Image
La momie d'Ötzi, l'homme des glaces, est conservée au musée archéologique de Bolzano en Italie. © Andrea Solero / AFP
Le décryptage du génome de la momie vieille de plus de 5 300 ans suggère qu'Ötzi pourrait avoir eu des origines corses ou... sardes.

On savait déjà qu'Ötzi, alias Hibernatus, avait autour de 45 ans lorsqu'il fut mortellement blessé, entre 3 350 et 3 100 avant notre ère, par une flèche de silex retrouvée plantée dans son dos, près de son poumon gauche. On connaissait approximativement sa taille - un peu moins de 1 m 60 -, sa pointure - 38 -, et son poids - près de 50 kilos. À présent, les scientifiques sont en mesure d'affirmer que l'homme des glaces, découvert en 1991 à 3 200 mètres d'altitude dans un glacier des Alpes italiennes de la province de Bolzano, était un beau brun aux yeux marron, de groupe sanguin O, qui digérait mal le lactose.

Ces précieuses informations inscrites dans l'ADN d'Ötzi ont été révélées grâce à de nouvelles techniques de séquençage génétique qui permettent de travailler à partir de très petits échantillons. Ainsi, en prélevant un peu de l'os iliaque gauche de la momie, vieille de plus de 5 300 ans, une équipe internationale de chercheurs, dont des Français du laboratoire CNRS d'anthropologie bioculturelle de Marseille, est parvenue à décrypter 96 % de son ADN nucléaire, plus "précis" que l'ADN mitochondrial révélé en 2008.

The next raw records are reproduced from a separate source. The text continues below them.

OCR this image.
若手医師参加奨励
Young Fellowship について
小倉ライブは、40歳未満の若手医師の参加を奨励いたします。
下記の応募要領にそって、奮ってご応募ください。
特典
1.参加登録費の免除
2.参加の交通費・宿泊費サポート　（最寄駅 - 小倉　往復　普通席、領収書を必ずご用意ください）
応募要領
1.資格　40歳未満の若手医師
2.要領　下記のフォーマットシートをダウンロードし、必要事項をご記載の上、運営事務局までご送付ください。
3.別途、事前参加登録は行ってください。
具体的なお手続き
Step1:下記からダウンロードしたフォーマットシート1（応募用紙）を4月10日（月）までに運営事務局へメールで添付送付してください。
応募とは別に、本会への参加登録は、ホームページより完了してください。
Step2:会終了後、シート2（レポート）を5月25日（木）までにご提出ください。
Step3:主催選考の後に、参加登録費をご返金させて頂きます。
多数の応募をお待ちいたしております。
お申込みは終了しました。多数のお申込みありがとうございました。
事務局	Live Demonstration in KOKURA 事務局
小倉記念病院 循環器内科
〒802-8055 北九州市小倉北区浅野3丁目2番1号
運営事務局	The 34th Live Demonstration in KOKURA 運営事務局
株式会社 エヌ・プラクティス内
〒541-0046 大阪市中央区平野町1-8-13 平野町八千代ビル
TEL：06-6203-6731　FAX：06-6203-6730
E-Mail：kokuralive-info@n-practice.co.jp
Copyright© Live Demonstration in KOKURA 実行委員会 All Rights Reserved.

Des tatouages anti-douleur ?

Outre un portrait-robot plus complet d'Ötzi, les résultats de leur étude récemment publiés dans la revue Nature Communication éclaircissent un mystère qui avait intrigué les scientifiques. Comment un homme si svelte pouvait-il avoir des artères en si mauvais état ? En plein néolithique, notre Hibernatus avait fort peu de chances d'avoir été victime de la malbouffe ou encore de longues heures plantées devant un écran de télévision... Non, il avait en réalité une prédisposition génétique à l'artériosclérose et aux maladies cardiovasculaires. Une donnée intéressante au regard de l'épidémie actuelle.

Quant aux mystérieux tatouages qui avaient été observés au niveau de ses articulations, ils pourraient être le vestige d'une médecine... préhistorique. Au détour de leurs analyses, les scientifiques ont découvert chez l'homme des glaces 60 % du génome de l'agent infectieux, Borrelia burgdorferis, responsable de la maladie de Lyme, aujourd'hui encore transmise par les tiques. Il semble qu'Ötzi ait été atteint de ce mal qui provoque des douleurs articulaires intenses. Les dessins sur son corps pourraient donc avoir été placés là dans l'espoir de le soulager.

Une mutation génétique rare en Europe

Enfin, en comparant l'ADN de la momie à celui d'un peu plus d'un millier d'Européens actuels, les scientifiques ont fait une bien étrange découverte. Ils se sont aperçus que c'était avec les Corses et les Sardes qu'Ötzi, découvert à la frontière entre l'Autriche et l'Italie, avait le plus de similitudes génétiques. En particulier, son chromosome Y présente une mutation que l'on retrouve chez 9 % (nord de la Sardaigne) à 20 % (sud de la Corse) des hommes originaires de ces deux îles de la Méditerranée (contre à peine 1 % dans la population masculine européenne).

Que faisait-il alors à 3 200 mètres d'altitude en plein massif alpin ? Les scientifiques avancent deux hypothèses : soit notre Hibernatus était issu d'une lignée d'aventuriers venus de la mer Tyrrhénienne, soit ses caractéristiques génétiques étaient à l'époque beaucoup plus répandues en Europe et se seraient diluées sur le continent tandis qu'elles auraient subsisté dans ces deux îles. Une nouvelle énigme que les chercheurs ne manqueront pas de tenter d'élucider.